Richard Beale Blaize (November 22, 1845 – September 21, 1904) was a Nigerian-Sierra Leonean businessman, newspaper publisher, financier, and black nationalist of Sierra Leonean and Nigerian heritage.

==Early life==
Richard Olamilege Blaize was born in Freetown, Sierra Leone, to a Creole family of emancipated slaves of Yoruba origin. His parents were Ojelabi Olapajuokun (who later took the name John Blaize) and Maria Blaize. At an early age, he attended a mission school and was nurtured in the Christian way. He started work as an apprentice for a printer in Freetown but soon left the country for the Lagos Colony in 1862.

==Career in business and political activism==

===Business===
After arriving Lagos in 1862, Blaize worked as a printer for Robert Campbell, editor of the newspaper The Anglo-American. He then left printing for merchandise trading and importation. In trading, the participants were numerous, especially those from Lagos; most of the traders mainly dealt with exchanging goods with exporters and a few delved into exportation. A number of traders owned steamers, which were used to navigate the Niger River to buy goods from groups across river, and some even boasted they showed the imperialists how to move across the river. Blaize was among a few of the Lagos merchants to be very successful in trading; he was an importer and was also involved with trade across the Niger. Though the ruinous approach of competitors led to many indigenous enterprises foundling not the least helped with the dominance of sole proprietorships, Blaize thrived in the midst of strong competition and became one of the wealthiest West Africans of his time. He was included in the European Lagos Chamber of Commerce constituted in 1888 and was on the 1898 Commission on Trade in Lagos.

===Political activism===
He was a prominent member of the Royal African Society during the second half of the nineteenth century. He was also at various times, a newspaper publisher. He entered the newsprint business in 1880, with the launch of The Lagos Times and Gold Coast Colony Advertiser. The paper brought on Mr Mojola Agbebi, who later became prominent and known for his views on cultural Nationalism. However, the life of the newspaper was short, it folded in 1883. He was thereafter approached by John Payne Jackson, a Liberian emigrant who wanted to re-invent the Times. After much prodding, Blaize agreed to publish a new rag: the Lagos Weekly Times. Through his newspapers, he took an active part in demanding more education, better representation for Africans in Lagos, self-government, and pushed for a separation of Lagos Colony from the Gold Coast Colony which was later separated in 1886.
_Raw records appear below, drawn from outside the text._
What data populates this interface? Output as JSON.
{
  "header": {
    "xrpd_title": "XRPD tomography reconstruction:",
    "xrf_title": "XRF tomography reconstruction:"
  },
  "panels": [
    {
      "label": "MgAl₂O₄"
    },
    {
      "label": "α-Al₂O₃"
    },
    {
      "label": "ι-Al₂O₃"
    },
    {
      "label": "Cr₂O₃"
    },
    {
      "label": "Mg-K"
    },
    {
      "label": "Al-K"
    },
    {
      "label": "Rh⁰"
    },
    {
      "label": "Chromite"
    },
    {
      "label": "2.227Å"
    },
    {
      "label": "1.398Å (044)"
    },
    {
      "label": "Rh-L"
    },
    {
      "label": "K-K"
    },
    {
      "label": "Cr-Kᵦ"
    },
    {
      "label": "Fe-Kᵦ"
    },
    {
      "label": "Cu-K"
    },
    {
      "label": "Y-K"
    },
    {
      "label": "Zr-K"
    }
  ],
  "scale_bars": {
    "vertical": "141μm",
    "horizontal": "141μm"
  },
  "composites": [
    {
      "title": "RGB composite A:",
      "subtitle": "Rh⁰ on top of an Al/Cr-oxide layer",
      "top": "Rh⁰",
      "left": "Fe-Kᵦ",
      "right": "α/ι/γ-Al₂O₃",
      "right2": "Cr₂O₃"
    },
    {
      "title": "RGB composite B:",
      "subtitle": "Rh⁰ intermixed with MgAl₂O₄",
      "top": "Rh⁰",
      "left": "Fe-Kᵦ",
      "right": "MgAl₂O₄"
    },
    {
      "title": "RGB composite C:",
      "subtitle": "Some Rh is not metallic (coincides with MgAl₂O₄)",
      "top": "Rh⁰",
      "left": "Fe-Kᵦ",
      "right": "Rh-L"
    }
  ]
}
Blaize's political clout in Lagos Colony was demonstrated in 1901 during the contest for the Lagos Throne. After Governor William MacGregor refused to accept any of the rival candidates (Oduntan and Ajose Dawudu) for the Obaship, one of the king-makers (Yesufu Omo-Oba) introduced Eshugbayi Eleko to Blaize, and Blaize, in turn, introduced Eshugbayi Eleko to Governor MacGregor, who recognized Eleko as Oba of Lagos.

==Private life==
Blaize married Emily Cole in 1871 and the couple had 6 children including Charlotte Olajumoke, who in 1902, married Dr. Orisadipe Obasa. Emily Cole died in 1895.

==Death, legacy and philanthropy==
In the 1890s Blaize's financial worth was estimated to be about £150,000. Blaize donated £500 in memory of Mary Kingsley to the Liverpool School of Tropical Medicine. When he died in 1904, he bequeathed £3,000 for the foundation of the Blaize Memorial Institute in Abeokuta, which opened in 1909 and functioned well into the 1970s. Blaize kept his connection with Freetown, his place of birth, bequeathing £500 to the Princess Christian Hospital there. Blaize left an estate valued at £60,000 to his children. One of his descendants is Nigerian make-up artist Lola Maja.